Marker-assisted selection is the general direction of future breeding

Conventional breeding methods have limitations such as genetic variation and genomic hybridization. In principle, these limitations can be overcome by genetic engineering methods such as recombinant DNA. Using these methods, genes with definite function can be cloned and introduced into different species in a rapid and highly specialized way. As a result, a variety of organisms have become useful sources of alleles, avoiding the mixing of the entire genome. At present, the basic limitation of the application of genetic engineering seems to be the public acceptance of genetically modified organisms obtained by gene cloning and transformation.

Conventional breeding methods have limitations such as genetic variation and genomic hybridization.

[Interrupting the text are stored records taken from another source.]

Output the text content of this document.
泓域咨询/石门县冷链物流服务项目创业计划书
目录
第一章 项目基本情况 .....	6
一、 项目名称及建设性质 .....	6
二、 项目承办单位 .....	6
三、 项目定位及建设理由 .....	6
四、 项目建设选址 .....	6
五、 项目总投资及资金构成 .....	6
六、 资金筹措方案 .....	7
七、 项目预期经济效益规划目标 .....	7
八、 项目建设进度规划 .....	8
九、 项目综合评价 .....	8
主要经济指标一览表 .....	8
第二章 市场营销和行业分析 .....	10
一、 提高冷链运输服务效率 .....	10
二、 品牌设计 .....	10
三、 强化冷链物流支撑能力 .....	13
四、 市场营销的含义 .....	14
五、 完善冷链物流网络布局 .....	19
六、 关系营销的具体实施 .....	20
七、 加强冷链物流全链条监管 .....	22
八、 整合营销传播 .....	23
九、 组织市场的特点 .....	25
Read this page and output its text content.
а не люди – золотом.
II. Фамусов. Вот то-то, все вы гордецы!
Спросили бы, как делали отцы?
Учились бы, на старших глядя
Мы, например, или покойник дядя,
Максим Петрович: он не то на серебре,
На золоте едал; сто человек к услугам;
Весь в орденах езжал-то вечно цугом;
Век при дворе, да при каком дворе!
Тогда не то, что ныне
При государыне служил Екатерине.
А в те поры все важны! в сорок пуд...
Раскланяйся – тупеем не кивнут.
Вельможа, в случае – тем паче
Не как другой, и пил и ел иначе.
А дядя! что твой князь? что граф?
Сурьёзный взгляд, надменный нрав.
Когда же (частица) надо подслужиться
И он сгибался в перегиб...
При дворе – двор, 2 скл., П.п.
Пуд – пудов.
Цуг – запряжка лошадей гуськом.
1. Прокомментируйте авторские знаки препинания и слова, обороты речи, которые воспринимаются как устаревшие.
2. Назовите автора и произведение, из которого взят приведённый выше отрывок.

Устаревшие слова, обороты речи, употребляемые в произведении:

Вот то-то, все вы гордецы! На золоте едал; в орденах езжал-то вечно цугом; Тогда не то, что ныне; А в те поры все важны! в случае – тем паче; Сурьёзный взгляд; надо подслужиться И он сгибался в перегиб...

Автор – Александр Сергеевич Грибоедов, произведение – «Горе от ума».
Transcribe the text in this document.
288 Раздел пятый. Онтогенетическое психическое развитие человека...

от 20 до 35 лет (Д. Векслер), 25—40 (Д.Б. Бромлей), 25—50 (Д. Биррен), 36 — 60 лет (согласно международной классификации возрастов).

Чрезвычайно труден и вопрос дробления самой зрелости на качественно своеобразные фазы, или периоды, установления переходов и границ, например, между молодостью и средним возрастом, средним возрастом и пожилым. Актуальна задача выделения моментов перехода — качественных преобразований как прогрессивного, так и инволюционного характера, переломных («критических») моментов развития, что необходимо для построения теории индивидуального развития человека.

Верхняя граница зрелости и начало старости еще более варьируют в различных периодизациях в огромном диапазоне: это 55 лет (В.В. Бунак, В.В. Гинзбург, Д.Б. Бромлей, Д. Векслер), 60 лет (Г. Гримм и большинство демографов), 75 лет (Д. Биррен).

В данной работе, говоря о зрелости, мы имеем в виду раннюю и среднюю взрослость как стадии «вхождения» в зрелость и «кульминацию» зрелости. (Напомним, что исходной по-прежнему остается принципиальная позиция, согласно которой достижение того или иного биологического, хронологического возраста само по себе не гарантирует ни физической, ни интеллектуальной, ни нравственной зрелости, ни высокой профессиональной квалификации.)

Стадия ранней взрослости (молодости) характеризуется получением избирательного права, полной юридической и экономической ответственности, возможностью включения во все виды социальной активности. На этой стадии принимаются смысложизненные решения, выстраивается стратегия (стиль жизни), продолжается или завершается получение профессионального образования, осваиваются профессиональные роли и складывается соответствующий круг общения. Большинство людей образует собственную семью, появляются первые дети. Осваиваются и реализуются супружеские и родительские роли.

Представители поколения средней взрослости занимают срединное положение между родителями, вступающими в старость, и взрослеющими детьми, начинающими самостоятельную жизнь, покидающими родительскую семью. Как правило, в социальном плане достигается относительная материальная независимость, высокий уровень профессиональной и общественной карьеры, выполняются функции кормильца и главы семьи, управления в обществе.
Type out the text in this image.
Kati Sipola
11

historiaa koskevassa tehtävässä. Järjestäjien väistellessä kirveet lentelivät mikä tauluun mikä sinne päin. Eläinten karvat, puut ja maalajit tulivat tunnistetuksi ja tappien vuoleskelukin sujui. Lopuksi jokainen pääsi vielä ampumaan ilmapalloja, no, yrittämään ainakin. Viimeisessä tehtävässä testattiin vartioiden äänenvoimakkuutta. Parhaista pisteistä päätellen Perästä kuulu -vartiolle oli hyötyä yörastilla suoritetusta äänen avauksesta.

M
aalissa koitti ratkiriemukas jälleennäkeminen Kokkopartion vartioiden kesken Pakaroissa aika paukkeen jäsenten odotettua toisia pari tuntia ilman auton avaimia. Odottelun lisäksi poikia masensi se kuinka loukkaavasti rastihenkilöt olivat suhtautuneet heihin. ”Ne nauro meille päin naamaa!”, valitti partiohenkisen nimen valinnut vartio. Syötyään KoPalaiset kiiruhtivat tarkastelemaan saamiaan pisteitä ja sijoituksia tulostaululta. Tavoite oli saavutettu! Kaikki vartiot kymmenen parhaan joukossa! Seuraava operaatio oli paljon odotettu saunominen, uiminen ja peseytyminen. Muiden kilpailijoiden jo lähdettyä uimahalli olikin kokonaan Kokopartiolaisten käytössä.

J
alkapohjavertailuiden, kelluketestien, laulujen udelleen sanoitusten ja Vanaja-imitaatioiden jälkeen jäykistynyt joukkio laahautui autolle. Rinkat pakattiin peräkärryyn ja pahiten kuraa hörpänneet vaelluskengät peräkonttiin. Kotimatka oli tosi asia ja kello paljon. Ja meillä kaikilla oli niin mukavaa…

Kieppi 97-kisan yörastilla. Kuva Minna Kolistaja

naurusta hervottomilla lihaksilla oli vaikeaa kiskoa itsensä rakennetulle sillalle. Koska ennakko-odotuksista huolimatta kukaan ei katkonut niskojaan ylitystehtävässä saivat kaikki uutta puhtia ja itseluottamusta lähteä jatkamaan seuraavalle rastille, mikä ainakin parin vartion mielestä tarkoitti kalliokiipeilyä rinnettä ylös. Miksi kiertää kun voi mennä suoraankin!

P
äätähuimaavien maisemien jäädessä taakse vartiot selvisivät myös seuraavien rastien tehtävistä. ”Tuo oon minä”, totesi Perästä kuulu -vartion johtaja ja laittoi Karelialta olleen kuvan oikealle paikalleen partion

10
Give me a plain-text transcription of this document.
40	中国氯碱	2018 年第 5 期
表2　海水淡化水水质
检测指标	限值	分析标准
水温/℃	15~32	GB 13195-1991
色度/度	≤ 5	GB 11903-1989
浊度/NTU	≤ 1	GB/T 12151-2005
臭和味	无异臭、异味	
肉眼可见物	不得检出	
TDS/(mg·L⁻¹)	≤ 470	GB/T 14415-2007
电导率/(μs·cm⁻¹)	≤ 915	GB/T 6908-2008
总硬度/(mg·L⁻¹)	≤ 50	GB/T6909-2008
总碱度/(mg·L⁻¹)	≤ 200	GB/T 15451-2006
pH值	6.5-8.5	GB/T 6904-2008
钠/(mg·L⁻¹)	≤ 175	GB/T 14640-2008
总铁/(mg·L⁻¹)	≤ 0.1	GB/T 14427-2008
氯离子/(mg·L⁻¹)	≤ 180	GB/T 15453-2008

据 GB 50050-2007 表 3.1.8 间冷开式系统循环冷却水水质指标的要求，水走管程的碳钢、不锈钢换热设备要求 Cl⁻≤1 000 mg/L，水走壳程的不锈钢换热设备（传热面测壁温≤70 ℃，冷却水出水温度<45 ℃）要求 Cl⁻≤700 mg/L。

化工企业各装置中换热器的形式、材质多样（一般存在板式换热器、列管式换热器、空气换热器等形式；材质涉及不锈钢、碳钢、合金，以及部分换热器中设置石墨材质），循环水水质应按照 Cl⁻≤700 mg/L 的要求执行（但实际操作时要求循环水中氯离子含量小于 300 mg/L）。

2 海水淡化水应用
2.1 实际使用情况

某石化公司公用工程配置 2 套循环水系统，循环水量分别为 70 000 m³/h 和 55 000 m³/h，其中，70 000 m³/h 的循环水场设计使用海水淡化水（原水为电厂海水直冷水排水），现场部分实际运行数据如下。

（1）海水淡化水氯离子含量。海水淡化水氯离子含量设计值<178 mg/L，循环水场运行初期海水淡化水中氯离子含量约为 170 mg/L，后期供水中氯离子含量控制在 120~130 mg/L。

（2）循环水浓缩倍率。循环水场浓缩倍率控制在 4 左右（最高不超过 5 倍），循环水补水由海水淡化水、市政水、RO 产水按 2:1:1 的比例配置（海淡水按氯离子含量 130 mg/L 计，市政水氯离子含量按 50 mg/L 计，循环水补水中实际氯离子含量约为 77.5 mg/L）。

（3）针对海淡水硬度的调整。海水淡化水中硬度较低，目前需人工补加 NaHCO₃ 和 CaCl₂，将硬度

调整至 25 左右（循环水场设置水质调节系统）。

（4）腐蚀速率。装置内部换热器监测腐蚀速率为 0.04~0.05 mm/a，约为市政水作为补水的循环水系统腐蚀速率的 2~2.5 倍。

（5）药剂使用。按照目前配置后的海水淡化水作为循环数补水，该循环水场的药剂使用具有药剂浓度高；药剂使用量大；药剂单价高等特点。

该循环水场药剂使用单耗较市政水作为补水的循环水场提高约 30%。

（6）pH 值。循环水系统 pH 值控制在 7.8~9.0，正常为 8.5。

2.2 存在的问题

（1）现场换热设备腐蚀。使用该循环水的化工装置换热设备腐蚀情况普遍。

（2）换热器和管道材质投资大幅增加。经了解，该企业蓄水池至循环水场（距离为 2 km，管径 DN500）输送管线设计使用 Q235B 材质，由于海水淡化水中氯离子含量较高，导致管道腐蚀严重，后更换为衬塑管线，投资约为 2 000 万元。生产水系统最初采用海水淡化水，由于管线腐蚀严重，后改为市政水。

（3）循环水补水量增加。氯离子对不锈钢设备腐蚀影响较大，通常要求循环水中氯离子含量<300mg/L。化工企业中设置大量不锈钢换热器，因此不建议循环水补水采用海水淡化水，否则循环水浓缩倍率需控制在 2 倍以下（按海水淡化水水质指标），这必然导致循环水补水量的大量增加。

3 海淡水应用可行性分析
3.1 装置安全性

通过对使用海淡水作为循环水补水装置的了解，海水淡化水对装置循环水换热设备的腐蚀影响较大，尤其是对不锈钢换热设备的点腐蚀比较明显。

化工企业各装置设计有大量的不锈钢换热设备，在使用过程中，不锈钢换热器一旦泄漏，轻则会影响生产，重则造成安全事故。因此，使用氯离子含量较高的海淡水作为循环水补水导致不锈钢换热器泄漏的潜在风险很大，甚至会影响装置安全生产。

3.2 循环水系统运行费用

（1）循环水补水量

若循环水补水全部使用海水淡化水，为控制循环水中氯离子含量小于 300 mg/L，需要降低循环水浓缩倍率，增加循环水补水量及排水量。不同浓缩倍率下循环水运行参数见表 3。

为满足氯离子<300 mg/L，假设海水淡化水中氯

In marker-assisted selection (MAS) breeding, plant breeders take advantage of the association between agronomic traits and allelic variations in genetic markers (mainly molecular markers). The general idea of marker-assisted breeding is that before breeders can make use of the linkage-based association between traits and markers, the association must be evaluated with a certain degree of accuracy. thus marker genotypes can be used as indicators or predictors of genotypes and phenotypes of traits. Once the marker trait association has been reliably evaluated, breeders can monitor the transmission of trait genes through closely linked markers, so they can carry out "genotype construction", that is, through carefully planned hybridization and selection, marker genotypes are used as selection criteria to construct the desired genotypes.

The potential value of genetic markers, linkage maps and indirect selection in plant breeding has been recognized for more than 80 years. Since the emergence of DNA marker technology in the 1980s it has significantly improved the efficiency of plant breeding. In the past 20 years, many breeding companies have used markers to improve the efficiency of breeding to varying degrees. Now, advances in automation technology have launched a new method in marker-assisted breeding, called "design breeding". Advances in applied genomics and the possibility of generating large-scale marker data sets provide us with tools to determine the genetic basis of all important agronomic traits. Now there are methods to evaluate the allele variation of important agronomic trait loci, and this comprehensive knowledge will eventually allow breeders to combine all the favorable alleles at these loci in a controllable way to get good varieties.

Changing concepts and molecular methods provide an opportunity to improve breeding strategies. The map location and allele variation of important agronomic trait loci are only combined with available and easy-to-determine molecular markers, which makes the design of excellent varieties possible. DNA markers have the advantages of increasing reliability, improving efficiency and reducing cost, and can greatly accelerate the time of variety breeding.

The use of DNA markers in indirect selection provides great benefits for quantitative traits with low heritability because these traits are the most difficult to evaluate in field trials. Obviously, because this trait requires extensive phenotypic determination, the development of marker-assisted analysis of this trait is difficult and expensive. However, once the knowledge of parameter estimation is available, the well-designed experimental device will make it possible to use the marker-assisted selection tool, which can be reduced to a major range. Molecular marker technology will help to identify favorable alleles of agronomic traits, associate these alleles with specific molecular markers, and introduce them from one genetic background to another by MAS.